For certain clients, Mr. Harris said, self-publishing “returns a degree of control to authors who have been frustrated about how their ideas for marketing and publicity fare at traditional publishers.” Both Mr. Harris and Mr. Mamet said that the big publishers focused mostly on blockbuster books and fell short on other titles - by publishing too few copies, for instance, or limiting advertising to only a short period after a book was released.

“Particularly for high-end literary fiction, their efforts too often have been very low-octane,” Mr. Harris said of the traditional publishers.

Although Mr.
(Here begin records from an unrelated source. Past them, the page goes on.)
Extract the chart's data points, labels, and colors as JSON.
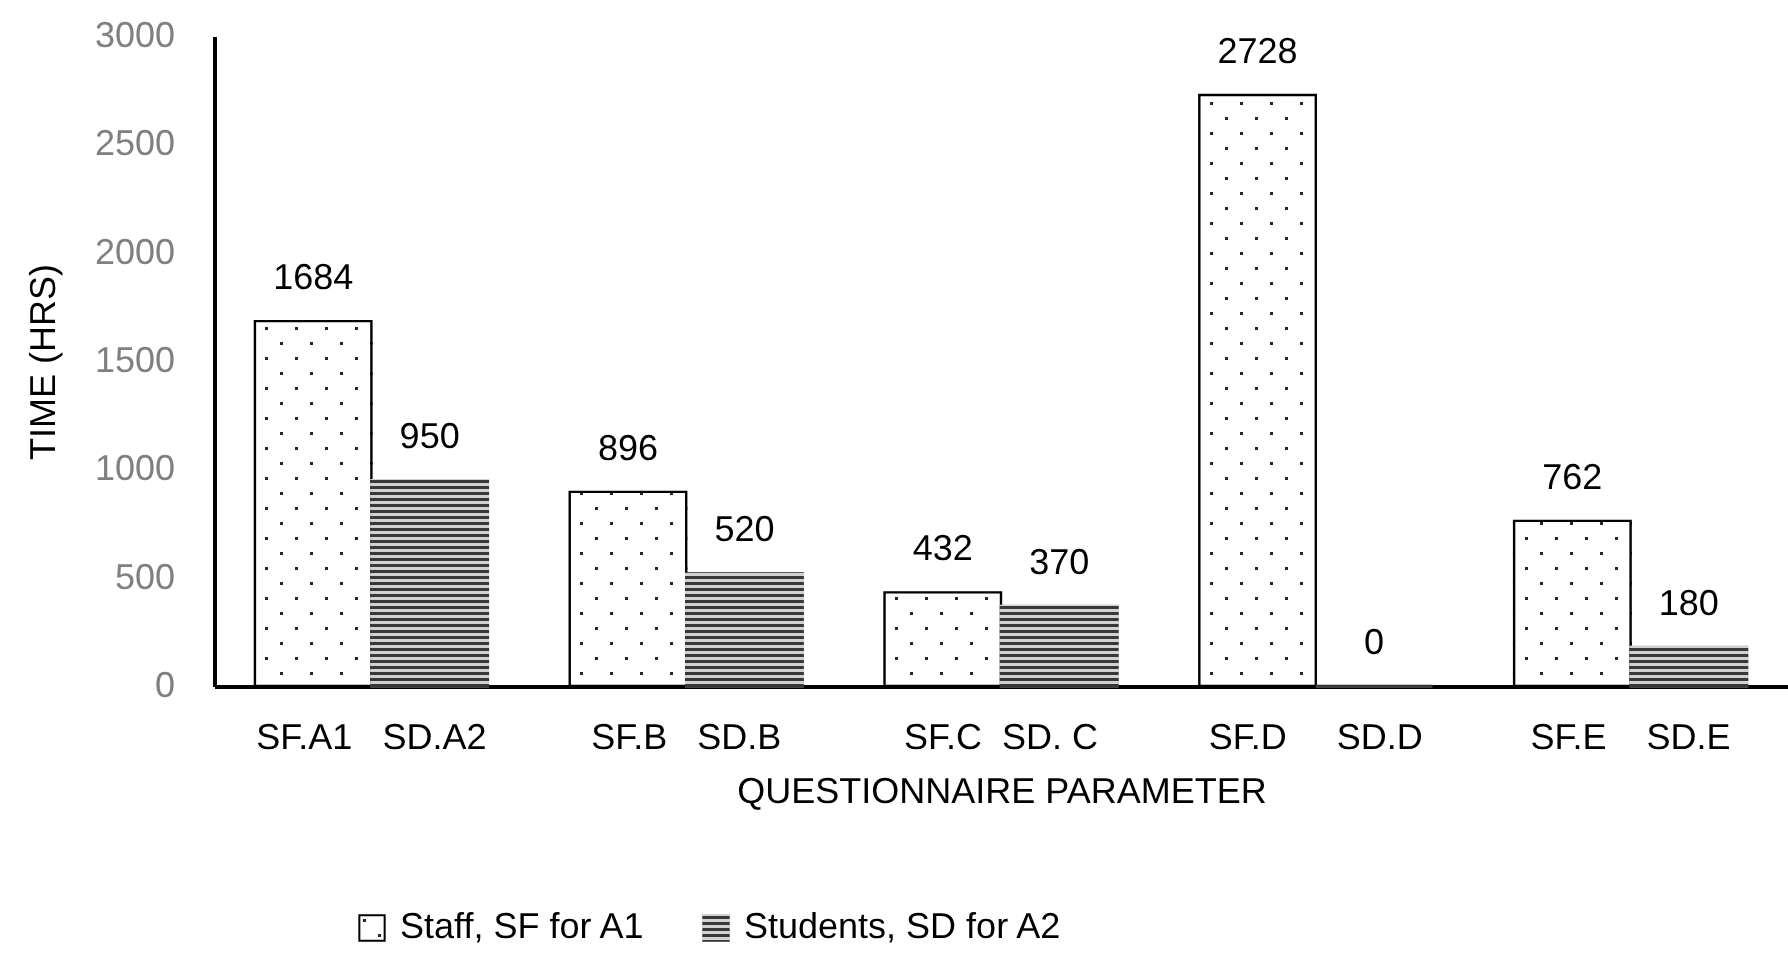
{
  "chart_data": {
    "type": "bar",
    "xlabel": "QUESTIONNAIRE PARAMETER",
    "ylabel": "TIME (HRS)",
    "categories": [
      "SF.A1   SD.A2",
      "SF.B   SD.B",
      "SF.C  SD. C",
      "SF.D     SD.D",
      "SF.E    SD.E"
    ],
    "series": [
      {
        "name": "Staff, SF for A1",
        "color": "#ffffff",
        "values": [
          1684,
          896,
          432,
          2728,
          762
        ]
      },
      {
        "name": "Students, SD for A2",
        "color": "#8c8c8c",
        "values": [
          950,
          520,
          370,
          0,
          180
        ]
      }
    ],
    "ylim": [
      0,
      3000
    ],
    "yticks": [
      0,
      500,
      1000,
      1500,
      2000,
      2500,
      3000
    ],
    "grid": false,
    "legend": "bottom",
    "data_labels": true
  }
}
Mamet will be the best known of the agency’s clients to use the new service, he is not the only one: two older books by ICM clients that have gone to backlist, “Searching for Bobby Fischer,” by Fred Waitzkin, and “Ghosts of Mississippi,” by Maryanne Vollers, will also be reissued this way.
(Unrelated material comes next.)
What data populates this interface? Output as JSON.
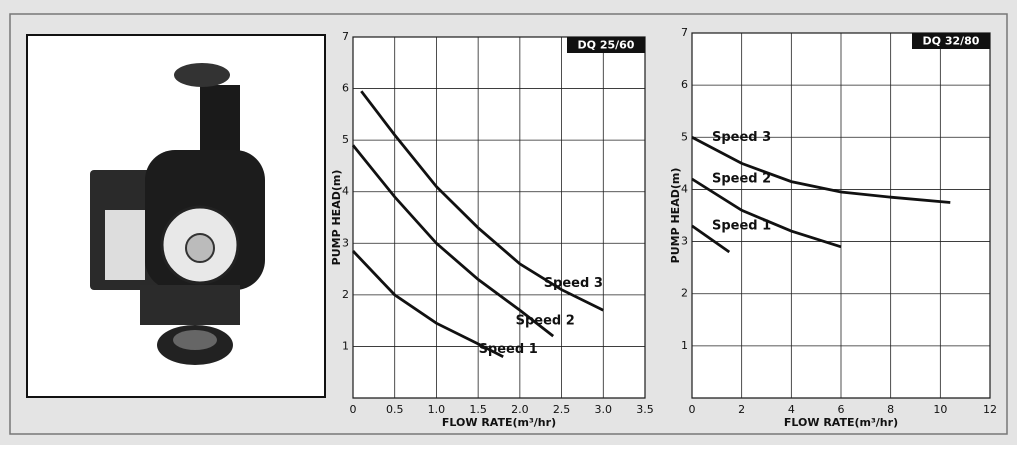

And Mr. Harris said more would come. “We will pay ever more attention project by project, author by author, as to what our options are,” he said.

If an author self-publishes, what, then, is the role of a literary agency? Mr. Gottlieb of Trident said it made sense for his clients to self-publish through the agency, which charges a standard commission on sales, instead of going directly to Amazon themselves because the agency brought experience in marketing and jacket design. It also has relationships with the digital publishers that give their clients access to plum placement on sites that self-published authors can’t obtain on their own.
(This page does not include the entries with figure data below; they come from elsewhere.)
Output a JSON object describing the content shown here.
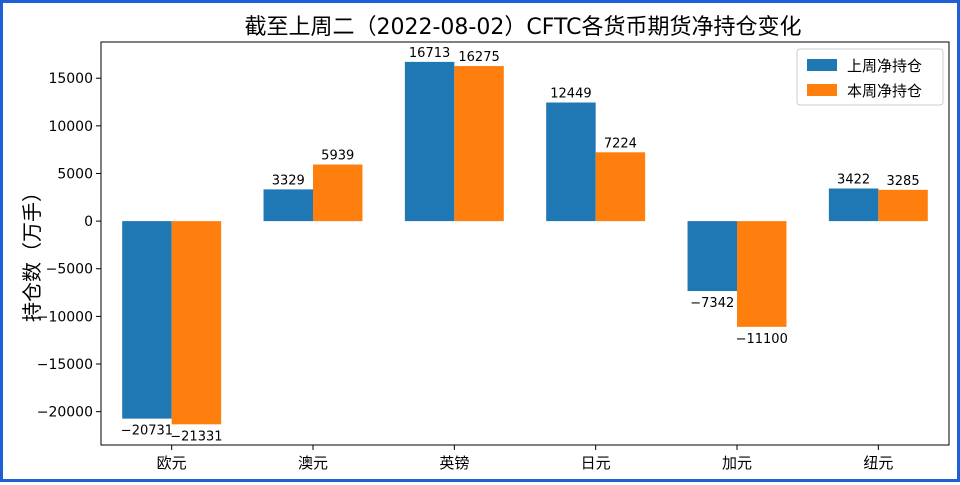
{
  "chart_data": {
    "type": "bar",
    "title": "截至上周二（2022-08-02）CFTC各货币期货净持仓变化",
    "ylabel": "持仓数（万手）",
    "xlabel": "",
    "categories": [
      "欧元",
      "澳元",
      "英镑",
      "日元",
      "加元",
      "纽元"
    ],
    "series": [
      {
        "name": "上周净持仓",
        "color": "#1f77b4",
        "values": [
          -20731,
          3329,
          16713,
          12449,
          -7342,
          3422
        ]
      },
      {
        "name": "本周净持仓",
        "color": "#ff7f0e",
        "values": [
          -21331,
          5939,
          16275,
          7224,
          -11100,
          3285
        ]
      }
    ],
    "ylim": [
      -23500,
      18800
    ],
    "yticks": [
      -20000,
      -15000,
      -10000,
      -5000,
      0,
      5000,
      10000,
      15000
    ],
    "ytick_labels": [
      "−20000",
      "−15000",
      "−10000",
      "−5000",
      "0",
      "5000",
      "10000",
      "15000"
    ],
    "grid": false,
    "legend_position": "top-right"
  }
}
Self-publishing services also offer varying levels of editing services, though many writers hire their own editors if they self-publish.

Once a small backwater of vanity presses for authors who could not get contracts with mainstream houses, self-publishing now accounts for more than 235,000 books annually, according to Bowker, a book research firm. Big houses like Penguin and Harlequin have opened their own self-publishing divisions because they see it as a profit center of the future.

Although a vast majority of self-published books will never find much of an audience, a surprising number have become best sellers, especially in genres like romance and science fiction. Self-published titles made up roughly one-quarter of the top-selling books on Amazon last year, the company said.

Argo Navis’s standard deal, for example, allows for publication digitally and in paperback by demand, as well as distribution, in return for 30 percent of all sales. (It would not be unusual, however, for a big author using an agent to negotiate better terms.) The deal also comes with basic marketing, like listings in digital catalogs.

“Increasingly, agents and authors tell us they are looking for options, and this model offers them a lot more than one size fits all,” said David Steinberger, chief executive of Perseus Books. With this system, he added, “they make the decisions.”

Most top-flight authors have so far eschewed such deals because they are paid advances that are large enough to compensate for lower royalties. In addition, traditional publishers have experienced editors to whom writers become attached, sometimes for decades. And they still provide support services like marketing and publicity, even if these services are sometimes not to the authors’ liking.

For these reasons, said Peter Turner, a former publishing executive and founder and chief executive of the industry consulting company Ampersand Publishing & Marketing Solutions, he did not think a flood of big names would follow Mr. Mamet, at least not right away. “It puts so much more of the risk on the author and agent,” he said.

Still, with the publishing world transforming rapidly and with more books than ever being sold online, many writers have concluded that they must at least consider self-publishing.

For his part, Mr. Mamet cites horror stories that fellow authors have suffered at the hands of publishing houses. He says he has faith that his new book is good enough to sell big, even without a traditional publisher.

“I am going to promote the hell out of it,” he says gamely, “even though I’ll probably make my own mistakes.”